Established in 2009 at UTRGV legacy institution UT Pan American, CHAPS has created awareness of local cultural and natural history and its importance to the future of the Rio Grande Valley; helped local school districts develop interdisciplinary K-12 curricula to prepare students for enrollment in STEM (science, technology, engineering and mathematics) subjects; and taught students the importance of stewardship, such as site preservation, ethics, and laws that affect local non-renewable resources.

CHAPS is co-directed by Dr. Russell Skowronek, UTRGV professor of anthropology and history and associate dean of the School of Interdisciplinary Studies and Community Engagement; Dr. Christopher Miller, professor of history; and Dr. Juan Gonzalez, professor of multidisciplinary science. Other principal CHAPS faculty and staff include Dr. Rod Summy, professor of biology; Dr.
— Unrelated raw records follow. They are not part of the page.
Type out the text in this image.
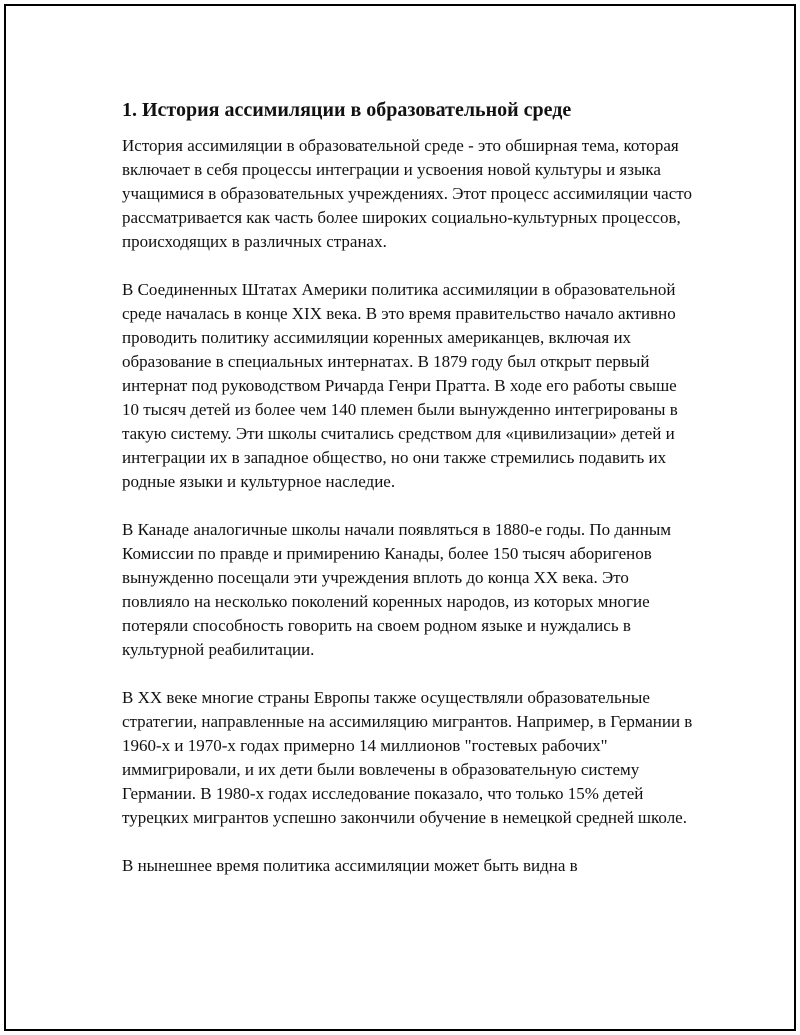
1. История ассимиляции в образовательной среде

История ассимиляции в образовательной среде - это обширная тема, которая включает в себя процессы интеграции и усвоения новой культуры и языка учащимися в образовательных учреждениях. Этот процесс ассимиляции часто рассматривается как часть более широких социально-культурных процессов, происходящих в различных странах.

В Соединенных Штатах Америки политика ассимиляции в образовательной среде началась в конце XIX века. В это время правительство начало активно проводить политику ассимиляции коренных американцев, включая их образование в специальных интернатах. В 1879 году был открыт первый интернат под руководством Ричарда Генри Пратта. В ходе его работы свыше 10 тысяч детей из более чем 140 племен были вынужденно интегрированы в такую систему. Эти школы считались средством для «цивилизации» детей и интеграции их в западное общество, но они также стремились подавить их родные языки и культурное наследие.

В Канаде аналогичные школы начали появляться в 1880-е годы. По данным Комиссии по правде и примирению Канады, более 150 тысяч аборигенов вынужденно посещали эти учреждения вплоть до конца XX века. Это повлияло на несколько поколений коренных народов, из которых многие потеряли способность говорить на своем родном языке и нуждались в культурной реабилитации.

В XX веке многие страны Европы также осуществляли образовательные стратегии, направленные на ассимиляцию мигрантов. Например, в Германии в 1960-х и 1970-х годах примерно 14 миллионов "гостевых рабочих" иммигрировали, и их дети были вовлечены в образовательную систему Германии. В 1980-х годах исследование показало, что только 15% детей турецких мигрантов успешно закончили обучение в немецкой средней школе.

В нынешнее время политика ассимиляции может быть видна в
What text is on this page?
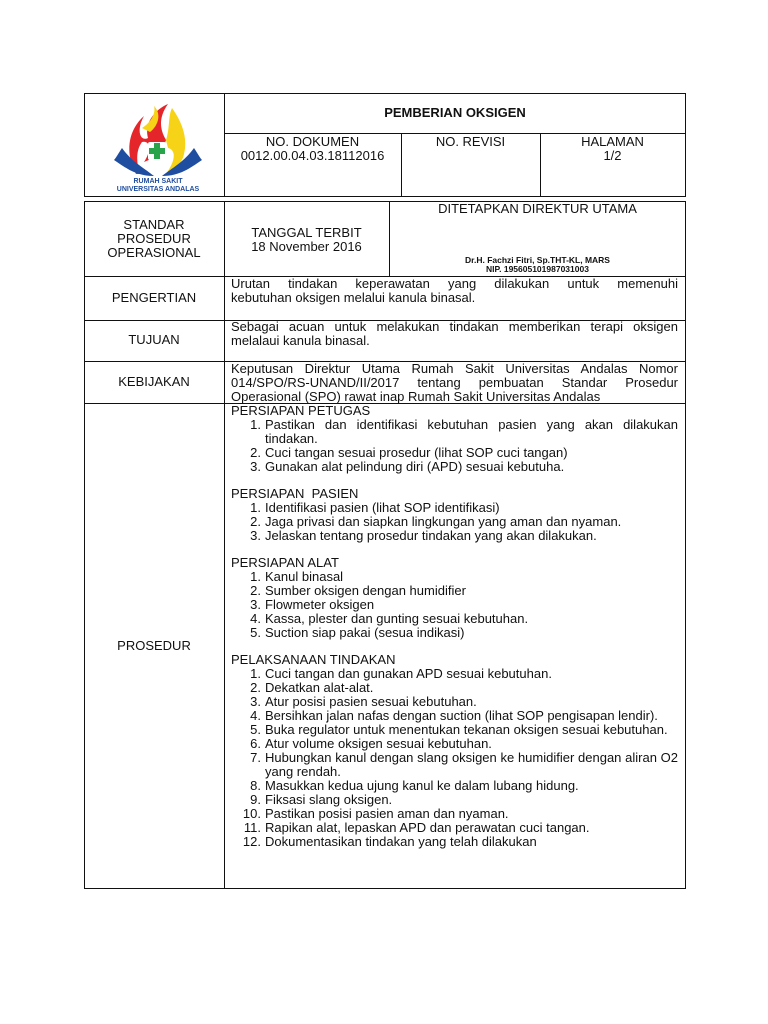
RUMAH SAKIT
UNIVERSITAS ANDALAS
PEMBERIAN OKSIGEN
NO. DOKUMEN
0012.00.04.03.18112016
NO. REVISI	HALAMAN
1/2
STANDAR
PROSEDUR
OPERASIONAL
TANGGAL TERBIT
18 November 2016
DITETAPKAN DIREKTUR UTAMA
Dr.H. Fachzi Fitri, Sp.THT-KL, MARS
NIP. 195605101987031003
PENGERTIAN
Urutan tindakan keperawatan yang dilakukan untuk memenuhi
kebutuhan oksigen melalui kanula binasal.
TUJUAN
Sebagai acuan untuk melakukan tindakan memberikan terapi oksigen
melalaui kanula binasal.
KEBIJAKAN
Keputusan Direktur Utama Rumah Sakit Universitas Andalas Nomor
014/SPO/RS-UNAND/II/2017 tentang pembuatan Standar Prosedur
Operasional (SPO) rawat inap Rumah Sakit Universitas Andalas
PROSEDUR
PERSIAPAN PETUGAS
1. Pastikan dan identifikasi kebutuhan pasien yang akan dilakukan tindakan.
2. Cuci tangan sesuai prosedur (lihat SOP cuci tangan)
3. Gunakan alat pelindung diri (APD) sesuai kebutuha.
PERSIAPAN  PASIEN
1. Identifikasi pasien (lihat SOP identifikasi)
2. Jaga privasi dan siapkan lingkungan yang aman dan nyaman.
3. Jelaskan tentang prosedur tindakan yang akan dilakukan.
PERSIAPAN ALAT
1. Kanul binasal
2. Sumber oksigen dengan humidifier
3. Flowmeter oksigen
4. Kassa, plester dan gunting sesuai kebutuhan.
5. Suction siap pakai (sesua indikasi)
PELAKSANAAN TINDAKAN
1. Cuci tangan dan gunakan APD sesuai kebutuhan.
2. Dekatkan alat-alat.
3. Atur posisi pasien sesuai kebutuhan.
4. Bersihkan jalan nafas dengan suction (lihat SOP pengisapan lendir).
5. Buka regulator untuk menentukan tekanan oksigen sesuai kebutuhan.
6. Atur volume oksigen sesuai kebutuhan.
7. Hubungkan kanul dengan slang oksigen ke humidifier dengan aliran O2 yang rendah.
8. Masukkan kedua ujung kanul ke dalam lubang hidung.
9. Fiksasi slang oksigen.
10. Pastikan posisi pasien aman dan nyaman.
11. Rapikan alat, lepaskan APD dan perawatan cuci tangan.
12. Dokumentasikan tindakan yang telah dilakukan
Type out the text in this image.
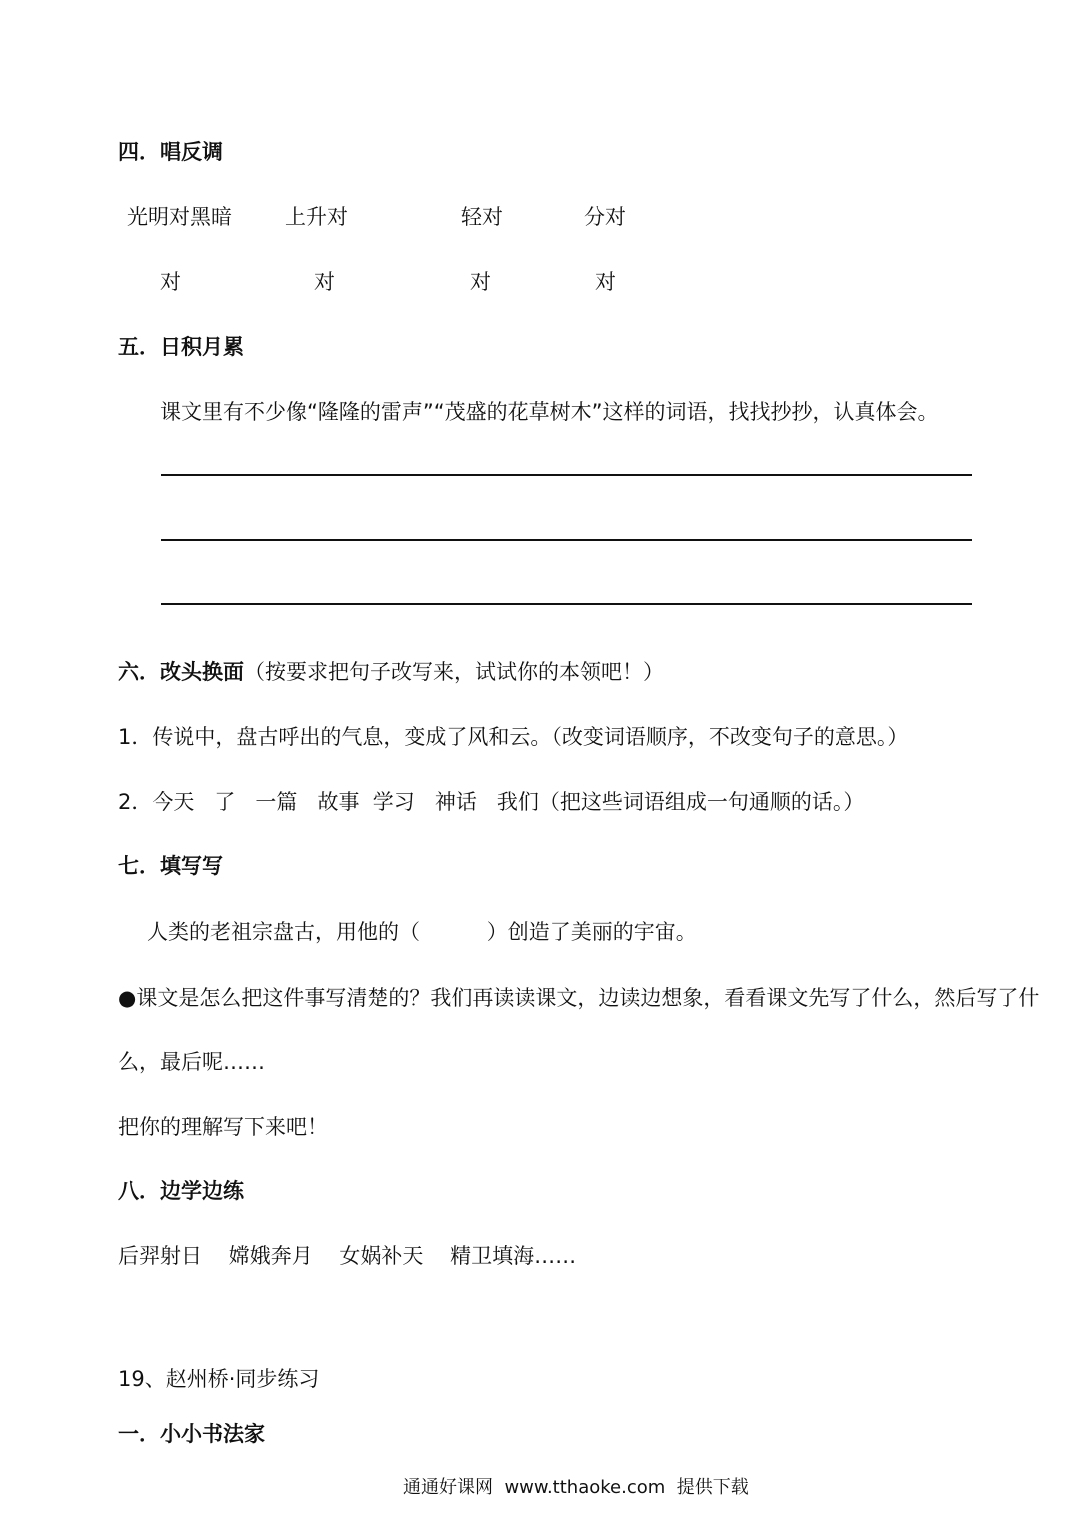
四．唱反调
光明对黑暗	上升对	轻对	分对
对	对	对	对
五．日积月累
课文里有不少像“隆隆的雷声”“茂盛的花草树木”这样的词语，找找抄抄，认真体会。
六．改头换面（按要求把句子改写来，试试你的本领吧！）
1．传说中，盘古呼出的气息，变成了风和云。（改变词语顺序，不改变句子的意思。）
2．今天   了   一篇   故事  学习   神话   我们（把这些词语组成一句通顺的话。）
七．填写写
人类的老祖宗盘古，用他的（          ）创造了美丽的宇宙。
●课文是怎么把这件事写清楚的？我们再读读课文，边读边想象，看看课文先写了什么，然后写了什
么，最后呢……
把你的理解写下来吧！
八．边学边练
后羿射日    嫦娥奔月    女娲补天    精卫填海……
19、赵州桥·同步练习
一．小小书法家
通通好课网  www.tthaoke.com  提供下载
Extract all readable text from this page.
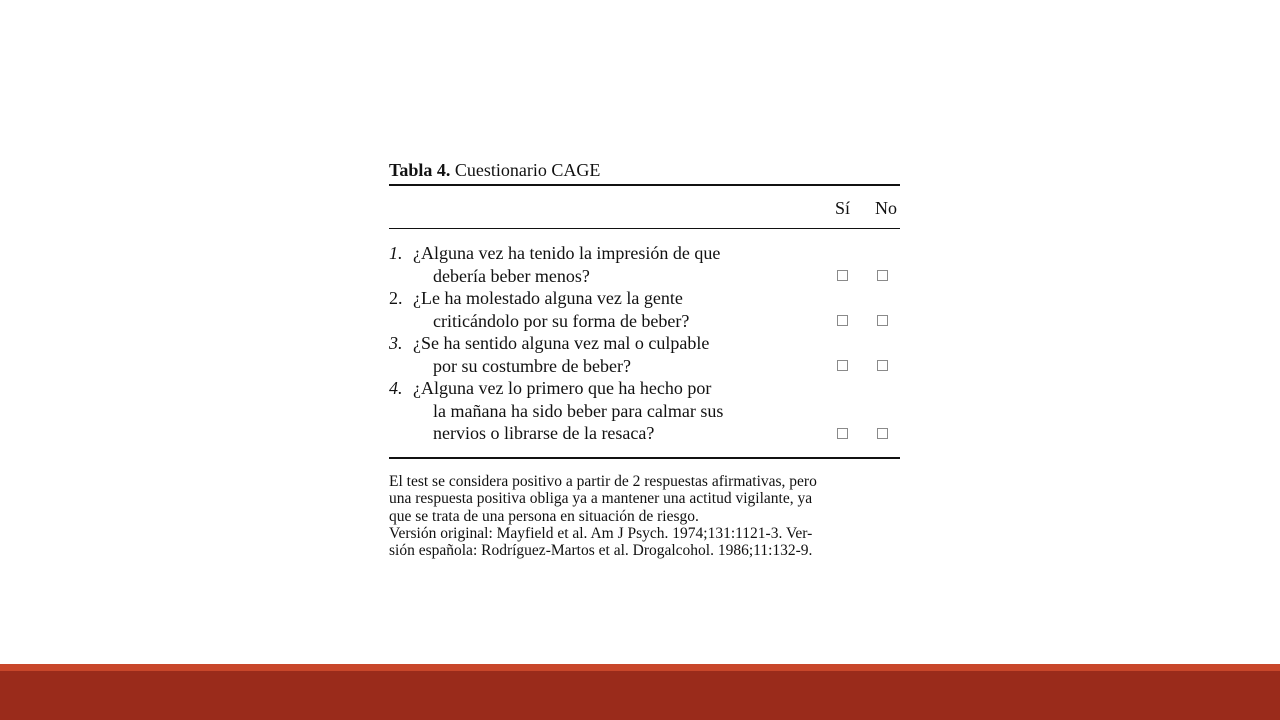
Tabla 4. Cuestionario CAGE
Sí No
1. ¿Alguna vez ha tenido la impresión de que
debería beber menos?
2. ¿Le ha molestado alguna vez la gente
criticándolo por su forma de beber?
3. ¿Se ha sentido alguna vez mal o culpable
por su costumbre de beber?
4. ¿Alguna vez lo primero que ha hecho por
la mañana ha sido beber para calmar sus
nervios o librarse de la resaca?
El test se considera positivo a partir de 2 respuestas afirmativas, pero
una respuesta positiva obliga ya a mantener una actitud vigilante, ya
que se trata de una persona en situación de riesgo.
Versión original: Mayfield et al. Am J Psych. 1974;131:1121-3. Ver-
sión española: Rodríguez-Martos et al. Drogalcohol. 1986;11:132-9.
Nick Taylor, communications lecturer; Bobbie Lovett, anthropology lecturer and field archaeologist (until her recent death); and Roseann Bacha-Garza, program manager.

Skowronek said it is an honor to have the work CHAPS has done in the past seven years be recognized.

“This is a stamp of approval that CHAPS is not just recognized regionally and statewide, but nationally, because the Texas Historical Commission is one of the leading organizations in the United States,” he said. “Over the past seven years, we have endeavored to conduct creative place-based local research, which not only engages students and the community but also adds to our scholarly knowledge of the cultural and natural history of deep South Texas. We envision a not too distant future where eco- and heritage tourism are melded and can serve as an engine for economic development and issues surrounding livability in the Valley.”

One of the newest CHAPS projects is creation of the Rio Grande Valley Civil War Trail, designed to provide a virtual “tour” in the form of a brochure containing a map and guide with an associated website, podcasts and QR codes that present a conceptual walk from Laredo to Brownsville through key historic locations that played significant roles in Civil War history in South Texas.

This year, CHAPS faculty and staff have conducted trail-related professional development workshops with Valley K-12 educators and devised lessons plans on the trail to be incorporated into their classrooms.

Casey Hanson, Texas Historical Commission regional archeologist/project reviewer, who presented the award, called CHAPS a unique and well-deserving program.

“There is nothing like this in terms of a local community history program in the state,” he said. “History has been a kind of underserved thing in the Valley in general, so it is unbelievable that they have put this together. It is fantastic.”

The CHAPS program was recognized last year by the Texas Archeological Society with its Distinguished Service Award, for efforts toward the advancement of Texas archaeology.